A veces buscamos gestos grandiosos y los encontramos y a veces, porque no nos damos cuenta, son los elementos comunes o banales los que traen las desgracias. En los años sesenta, cuando se empezó a enjuiciar a los implicados en el camino que llevó a la Segunda Guerra Mundial, Hannah Arendt, que luego se convirtió en filósofa reconocida, pero que en ese entonces cubría los juicios como periodista, se dio cuenta de cómo, si no miramos más allá de nuestro entorno inmediato, podemos convertirnos inadvertidamente y sin desearlo en cómplices destacados de hechos que consideramos lamentables. Su libro sobre el juicio a uno de esos actores, “Eichman en Jerusalén” es más conocido como el que dio pie a la expresión “La banalidad del mal”. Ella fue capaz de hacer lo que Eichman no había hecho antes, salir del entorno inmediato e invitar a un grupo a trascender las circunstancias. En lugar de ver a un hombre como el enemigo, fue capaz de visualizar los elementos que lo habían conducido al error.
Casi treinta años después, Enrico Deaglio, un médico que prefirió vivir del periodismo y que durante años militó en el comunismo, trastocó la frase de Arendt y publicó “La banalidad del bien”, la historia de Giorgio Perlasca, un italiano muy similar al Schindler de la película de Steven Spielberg, un Justo entre las Naciones que, habiendo servido al fascismo y al franquismo en el pasado, usó su desencanto de una manera positiva para los demás y, haciéndose pasar por cónsul español en Budapest, salvó a centenas de judíos del holocausto. Deaglio, como su biografiado, usó la frustración con su trayectoria pasada para hacer aportes creativos.
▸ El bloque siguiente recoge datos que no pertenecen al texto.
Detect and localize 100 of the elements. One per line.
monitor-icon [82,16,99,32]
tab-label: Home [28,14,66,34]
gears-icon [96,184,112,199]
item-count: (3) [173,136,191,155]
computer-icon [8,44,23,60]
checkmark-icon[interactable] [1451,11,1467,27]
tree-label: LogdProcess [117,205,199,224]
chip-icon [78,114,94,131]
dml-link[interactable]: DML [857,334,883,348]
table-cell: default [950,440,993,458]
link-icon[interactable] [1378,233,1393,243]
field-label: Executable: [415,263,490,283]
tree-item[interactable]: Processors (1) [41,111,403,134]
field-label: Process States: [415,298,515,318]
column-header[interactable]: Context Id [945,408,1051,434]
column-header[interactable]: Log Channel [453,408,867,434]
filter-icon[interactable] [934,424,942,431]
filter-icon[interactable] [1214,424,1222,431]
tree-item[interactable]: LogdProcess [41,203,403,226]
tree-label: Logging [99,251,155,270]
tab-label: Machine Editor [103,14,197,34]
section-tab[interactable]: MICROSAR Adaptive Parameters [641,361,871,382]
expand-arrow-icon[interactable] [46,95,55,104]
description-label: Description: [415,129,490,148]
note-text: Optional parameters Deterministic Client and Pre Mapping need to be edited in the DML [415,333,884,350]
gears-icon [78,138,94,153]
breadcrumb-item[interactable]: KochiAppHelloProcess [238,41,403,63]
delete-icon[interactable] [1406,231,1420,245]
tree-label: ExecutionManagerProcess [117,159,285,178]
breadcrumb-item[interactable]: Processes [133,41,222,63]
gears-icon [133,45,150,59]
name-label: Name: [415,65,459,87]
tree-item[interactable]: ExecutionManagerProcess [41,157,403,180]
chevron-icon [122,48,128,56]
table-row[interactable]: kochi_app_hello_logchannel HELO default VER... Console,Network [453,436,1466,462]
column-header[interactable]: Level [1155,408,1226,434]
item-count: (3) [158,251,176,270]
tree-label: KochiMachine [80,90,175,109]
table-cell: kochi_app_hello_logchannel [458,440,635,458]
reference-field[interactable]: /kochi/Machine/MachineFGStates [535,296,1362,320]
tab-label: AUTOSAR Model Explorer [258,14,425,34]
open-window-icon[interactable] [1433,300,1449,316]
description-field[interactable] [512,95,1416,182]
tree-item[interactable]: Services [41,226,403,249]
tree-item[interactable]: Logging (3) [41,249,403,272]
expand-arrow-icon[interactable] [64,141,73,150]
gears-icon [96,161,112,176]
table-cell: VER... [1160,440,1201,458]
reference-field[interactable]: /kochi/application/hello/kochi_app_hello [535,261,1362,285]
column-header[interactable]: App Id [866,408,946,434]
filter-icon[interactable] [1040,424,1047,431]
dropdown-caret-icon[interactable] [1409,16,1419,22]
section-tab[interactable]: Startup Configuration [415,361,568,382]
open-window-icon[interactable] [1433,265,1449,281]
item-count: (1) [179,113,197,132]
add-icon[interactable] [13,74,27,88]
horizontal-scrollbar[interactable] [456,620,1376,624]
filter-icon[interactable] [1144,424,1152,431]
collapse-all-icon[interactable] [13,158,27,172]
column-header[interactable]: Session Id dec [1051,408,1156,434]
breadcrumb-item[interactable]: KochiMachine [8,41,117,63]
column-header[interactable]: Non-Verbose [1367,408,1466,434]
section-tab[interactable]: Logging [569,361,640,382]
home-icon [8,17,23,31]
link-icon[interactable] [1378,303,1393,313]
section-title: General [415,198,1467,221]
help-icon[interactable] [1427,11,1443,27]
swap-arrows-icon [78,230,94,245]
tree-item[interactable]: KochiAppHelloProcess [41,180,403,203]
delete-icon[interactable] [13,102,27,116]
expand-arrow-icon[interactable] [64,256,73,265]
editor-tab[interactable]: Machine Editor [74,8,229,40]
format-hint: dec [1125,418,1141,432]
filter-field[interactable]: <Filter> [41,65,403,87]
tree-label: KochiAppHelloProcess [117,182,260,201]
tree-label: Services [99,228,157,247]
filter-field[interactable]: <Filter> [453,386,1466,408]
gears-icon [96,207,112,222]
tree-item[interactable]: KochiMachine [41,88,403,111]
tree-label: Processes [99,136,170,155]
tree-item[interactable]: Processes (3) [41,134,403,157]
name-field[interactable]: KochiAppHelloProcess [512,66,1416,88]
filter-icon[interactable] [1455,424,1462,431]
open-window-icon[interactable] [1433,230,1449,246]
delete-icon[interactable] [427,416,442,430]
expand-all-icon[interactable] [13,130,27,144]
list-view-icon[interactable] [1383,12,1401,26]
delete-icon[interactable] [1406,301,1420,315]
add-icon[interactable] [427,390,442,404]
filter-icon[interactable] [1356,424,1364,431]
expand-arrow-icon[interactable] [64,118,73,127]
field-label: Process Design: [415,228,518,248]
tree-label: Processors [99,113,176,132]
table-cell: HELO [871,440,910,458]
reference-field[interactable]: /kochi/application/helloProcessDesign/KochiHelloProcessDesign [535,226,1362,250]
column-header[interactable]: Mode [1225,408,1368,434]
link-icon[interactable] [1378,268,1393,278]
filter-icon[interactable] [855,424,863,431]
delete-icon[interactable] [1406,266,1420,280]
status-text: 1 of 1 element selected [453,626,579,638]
En estos días y de una manera mucho más humilde, acabo de presenciar un fenómeno que va en la misma línea que lo hecho por Arendt y Deaglio, salir del entorno inmediato y de las frustraciones locales para obtener una visión menos desagradable de la realidad. Me pasé diez días escuchando las glorias de las dinastías faraónicas y la denuncia de la avaricia y la expoliación a la que ha sido sometido el territorio de lo que hoy es Egipto. Los guías, todos muy profesionales, se la pasaban referenciando cómo los vándalos, con diferentes ropajes y nacionalidades, habían robado el patrimonio cultural de esa nación. Ese era un discurso que nos invitaba a los visitantes a identificarnos con la visión de la víctima. Por supuesto, no se me ocurría rebatirles, pero me preocupaba ya no ese país, sino todos los que, como la República Dominicana, se benefician del turismo. Si en manos de esos profesionales es que están la interacción principal de los turistas con los locales, habría que realizar una tarea bastante importante para lograr un desempeño donde la gente esté dispuesta a repetir la experiencia.
Estaba dispuesta a preguntarle a Jacqueline Mora, viceministra técnica de Turismo, cuáles eran los requisitos de capacitación de los guías turísticos nacionales cuando, inesperadamente escuché un testimonio que me ofreció la posibilidad de visualizar una intervención más amplia todavía. Al final, no fueron los monumentos, los objetos que se pueden comprar ni los guías que cuentan las historias, los que me ayudaron a tener una visión menos derrotista sobre ese país. Fue una empleada de rango medio satisfecha con el trabajo que realiza dentro de una institución bancaria lo que me ofreció una visión más positiva de ese país. Es la posibilidad de ver el bien en las experiencias banales lo que puede convertir lo normal en extraordinario.